The boys seemed to think there was no doubt about their being
amused; they drew up two ottomans beside the Colonel's armchair,
and prepared to listen, open-mouthed.

"Forty years ago, then," said the Colonel, "or, to be more exact,
forty-five years, I was a lad of fifteen."

He paused, and smoked in silence for some minutes. Gerald could
not help thinking of Alice and the Mock Turtle, and wondered what
would happen if he should get up and say, "Thank you, sir, for
your interesting story." But he held his peace, and waited.

"Fifteen years old, young gentlemen, and a sad scapegrace, I am
sorry to say. My poor mother had an anxious time of it with me. I
was in the water, or in the fire, or in the clouds from morning
till night, as it seems on looking back. But with all my vagaries,
I had one great desire which had never been gratified,--that was,
to smoke a cigar. My father was a clergyman, and though he had
never forbidden my smoking, I should never have dared to suggest
such a thing to him, for he was strict in his notions, in many
ways. Not too strict, sir, not too strict, by any means, though he
may have seemed so to me then.

"To make a long story short, I fell in with some lads of my own
way of thinking, and we determined to have a smoke. We gathered
sweet fern and dried it, and rolled cigars for ourselves; odd-
looking things they were, but we were vastly proud of them. When
all was ready, we chose a dry, warm spot behind a dyke (for it was
the fall of the year, and the days growing cold), and there we
lighted our cigars and fell to work, puffing away in mighty fine
style. Well, sir, they were horrible things, as you may well
imagine; not one of us, I'll go bail, liked them in his heart, but
we all pretended our best, and praised the cigars, and said what a
fine thing it was to smoke, and thought ourselves men, as sure as
if we had felt our beards pushing.

"By-and-by--I have the feeling of it still, when I think of it--I
chanced to look up, and saw my father standing over the top of the
dyke, looking down on us. The other boys, catching sight of my
face, lifted their eyes and saw him, too; and there was a pretty
moment. He said never a word for some time; no more did we. At
last, 'What are you smoking, boys?' he asked, speaking in his
usual even voice; yet I did not like the sound of it, somehow.

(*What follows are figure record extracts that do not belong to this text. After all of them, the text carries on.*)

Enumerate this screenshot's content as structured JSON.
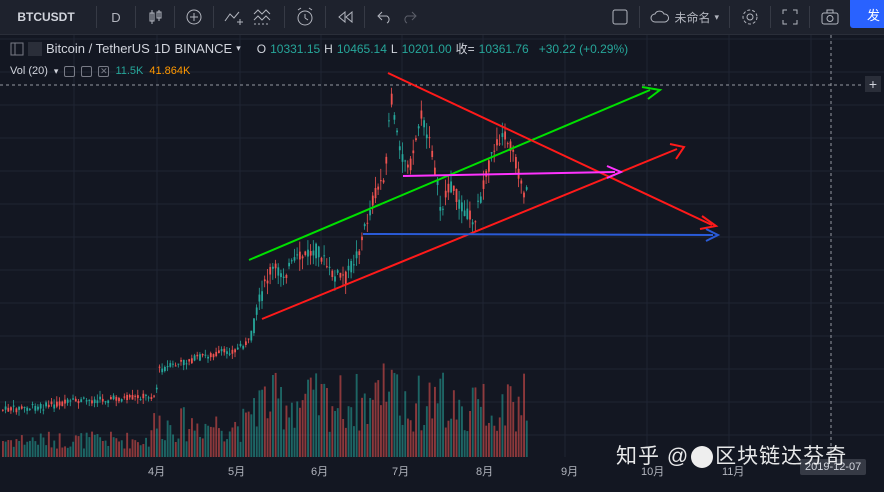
{
  "toolbar": {
    "symbol": "BTCUSDT",
    "interval_label": "D",
    "unnamed_label": "未命名",
    "publish_label": "发"
  },
  "legend": {
    "pair": "Bitcoin / TetherUS",
    "interval": "1D",
    "exchange": "BINANCE",
    "open_label": "O",
    "open": "10331.15",
    "high_label": "H",
    "high": "10465.14",
    "low_label": "L",
    "low": "10201.00",
    "close_label": "收=",
    "close": "10361.76",
    "change": "+30.22 (+0.29%)"
  },
  "volume_legend": {
    "label": "Vol (20)",
    "value1": "11.5K",
    "value2": "41.864K"
  },
  "xaxis": {
    "ticks": [
      "4月",
      "5月",
      "6月",
      "7月",
      "8月",
      "9月",
      "10月",
      "11月"
    ],
    "date_tag": "2019-12-07"
  },
  "watermark": {
    "text_left": "知乎 @",
    "text_right": "区块链达芬奇"
  },
  "colors": {
    "up": "#26a69a",
    "down": "#ef5350",
    "background": "#131722",
    "green_line": "#00e000",
    "red_line": "#ff1a1a",
    "magenta_line": "#ff33ff",
    "blue_line": "#2a5bd7"
  }
}
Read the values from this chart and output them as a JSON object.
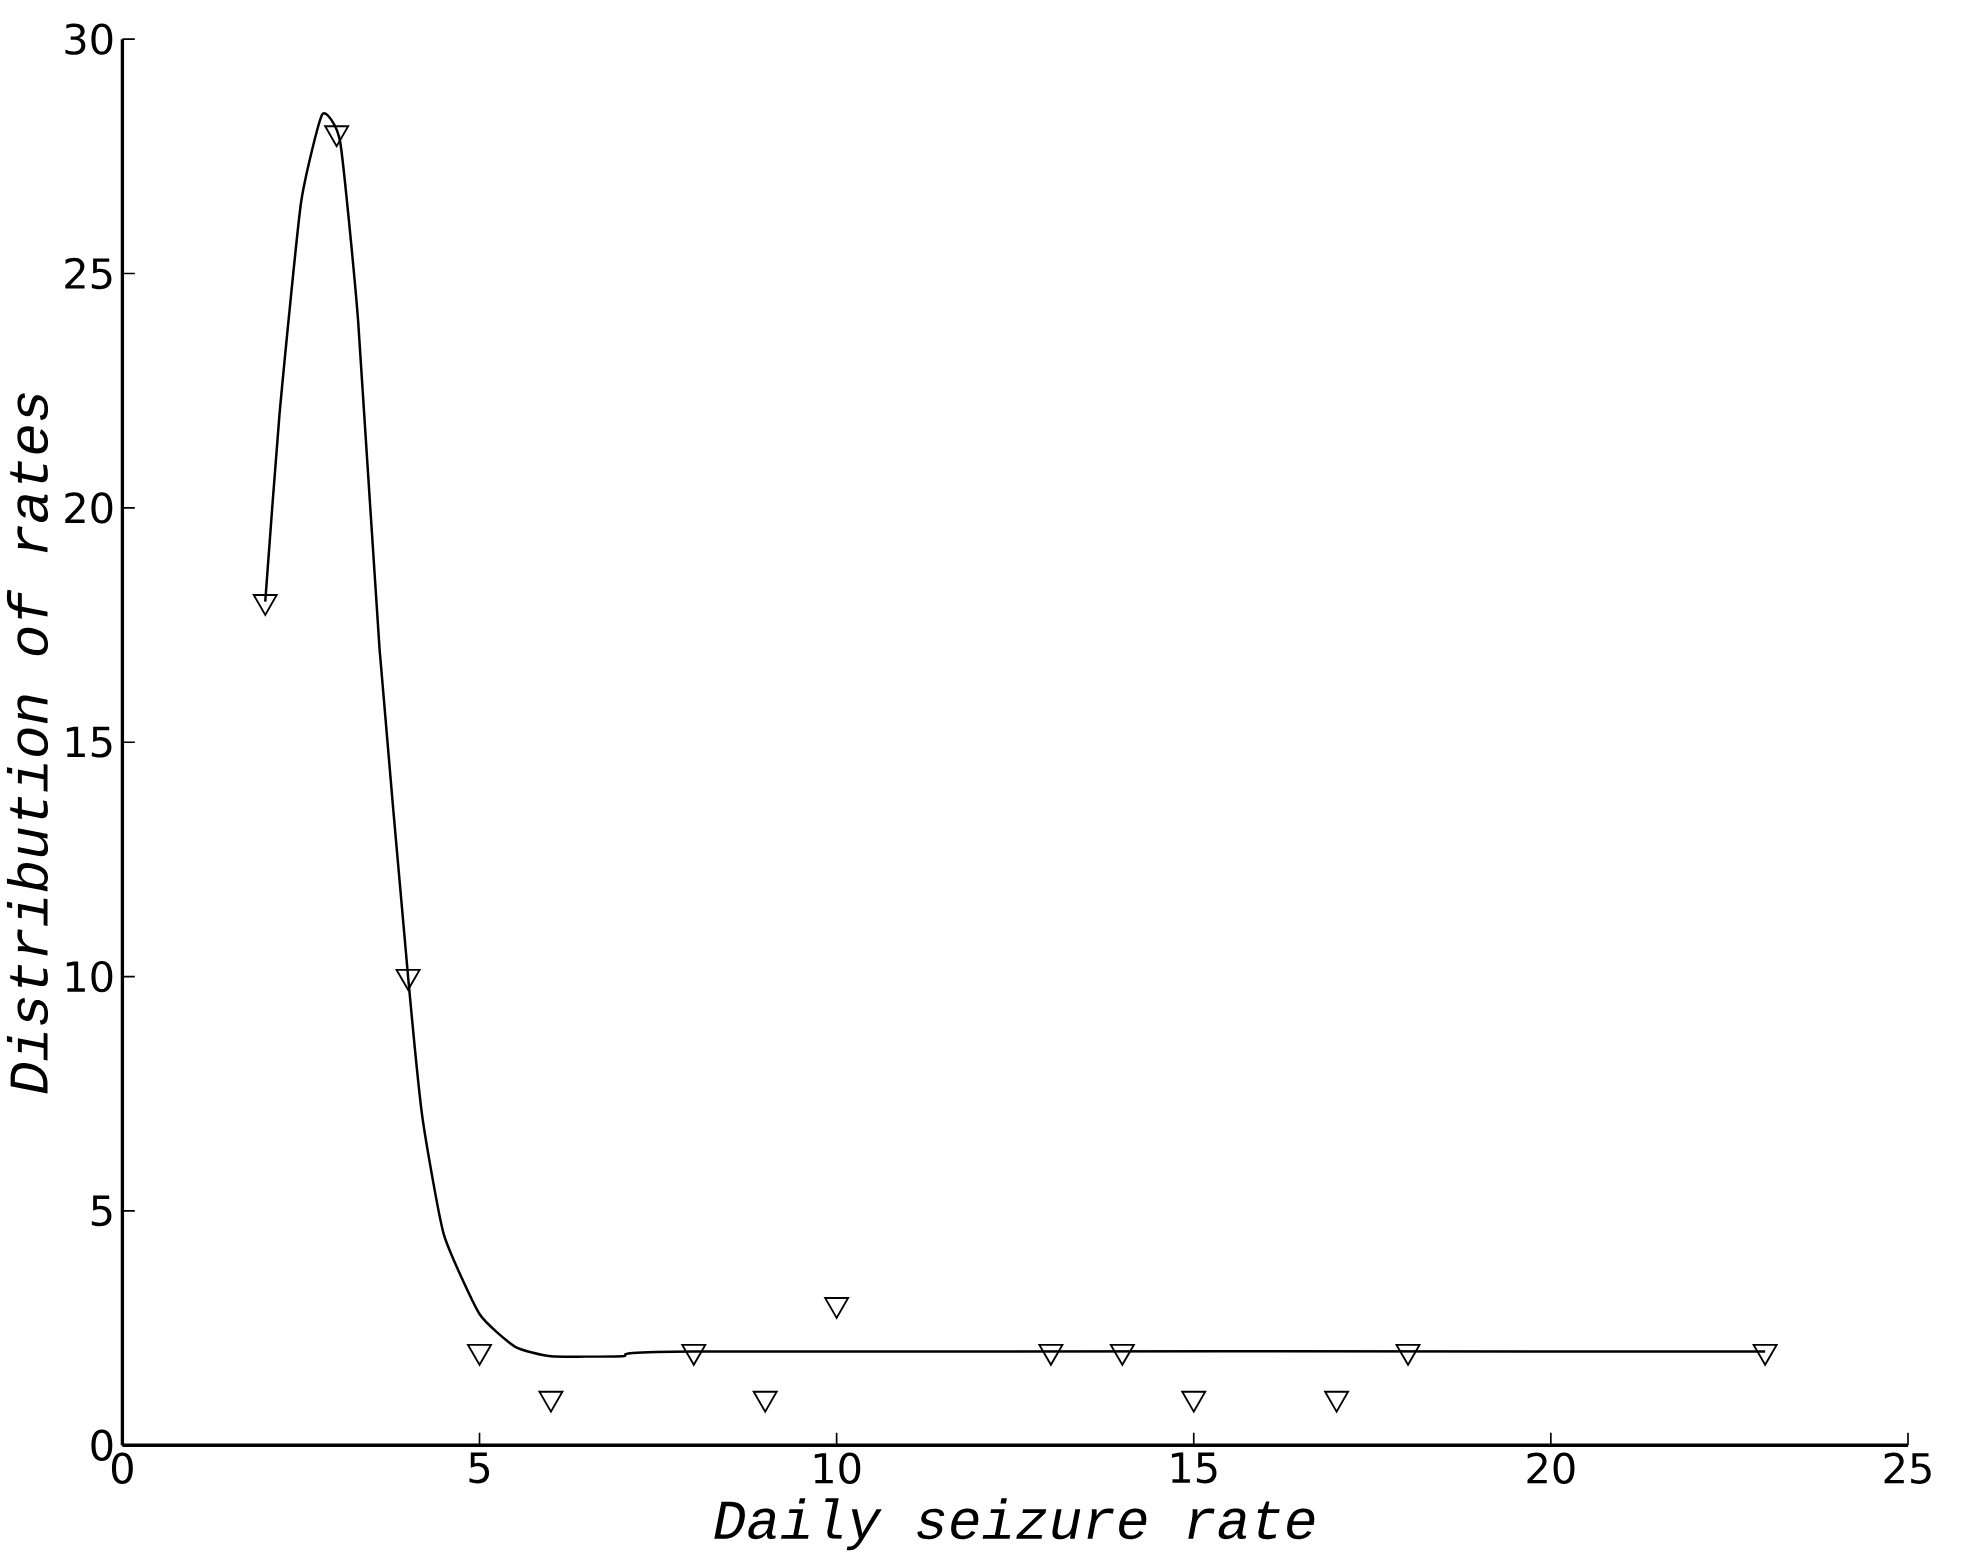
{
  "chart_data": {
    "type": "scatter",
    "xlabel": "Daily seizure rate",
    "ylabel": "Distribution of rates",
    "xlim": [
      0,
      25
    ],
    "ylim": [
      0,
      30
    ],
    "xticks": [
      0,
      5,
      10,
      15,
      20,
      25
    ],
    "yticks": [
      0,
      5,
      10,
      15,
      20,
      25,
      30
    ],
    "marker": "triangle",
    "series": [
      {
        "color": "#000000",
        "x": [
          2,
          3,
          4,
          5,
          6,
          8,
          9,
          10,
          13,
          14,
          15,
          17,
          18,
          23
        ],
        "values": [
          18,
          28,
          10,
          2,
          1,
          2,
          1,
          3,
          2,
          2,
          1,
          1,
          2,
          2
        ]
      },
      {
        "type": "line",
        "color": "#000000",
        "marker": "none",
        "line_style": "solid",
        "x": [
          2,
          2.2,
          2.5,
          2.8,
          3.05,
          3.3,
          3.6,
          4,
          4.2,
          4.5,
          5,
          5.5,
          6,
          7,
          8,
          23
        ],
        "values": [
          18,
          22,
          26.5,
          28.4,
          27.8,
          24,
          17,
          10,
          7,
          4.5,
          2.8,
          2.1,
          1.9,
          1.9,
          2,
          2
        ]
      }
    ]
  }
}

"So we told him, sweet fern; but he shook his head at that. 'That
is poor stuff, indeed,' he said. 'Now, if you must smoke, here is
something worth your while. Take these, Thomas, and share them
with your friends; they are genuine, and I hope you may enjoy
them.'

"With that he took a parcel of cigars from his pocket, and handed
them to me; then bowed to us all very grand, and marched off,
never looking behind him.

"I was not comfortable in my mind at this, for I knew my father
pretty well, and had looked for something different; but the other
lads were in high feather, and lighted their cigars on the
instant, bidding me do likewise, and crying out that my father was
a fine old buck, and that I was a lucky fellow to have such a
parent. I could not be behind the rest, so I lit up, too, and for
a few minutes all was as gay as a feast. But, Harry Monmouth, sir!
in half an hour we were the sickest boys in Westchester County. It
was all we could do to crawl home to our beds; and not one of us
but was sure he was dying, and cried to his mother to send for the
doctor before it was too late."

The Colonel laughed heartily, the boys chiming in with a merry
peal.

"What were the cigars?" asked Phil.

"The strongest Havanas that were made,--that was all. Fine cigars,
I have no doubt; but I was forty years old before I touched
tobacco again, and I have never smoked anything less delicate than
a Manilla."

He puffed in silence, chuckling to himself now and then; the boys
meditated on the tale they had heard.

"Colonel Ferrers," said Gerald, at last.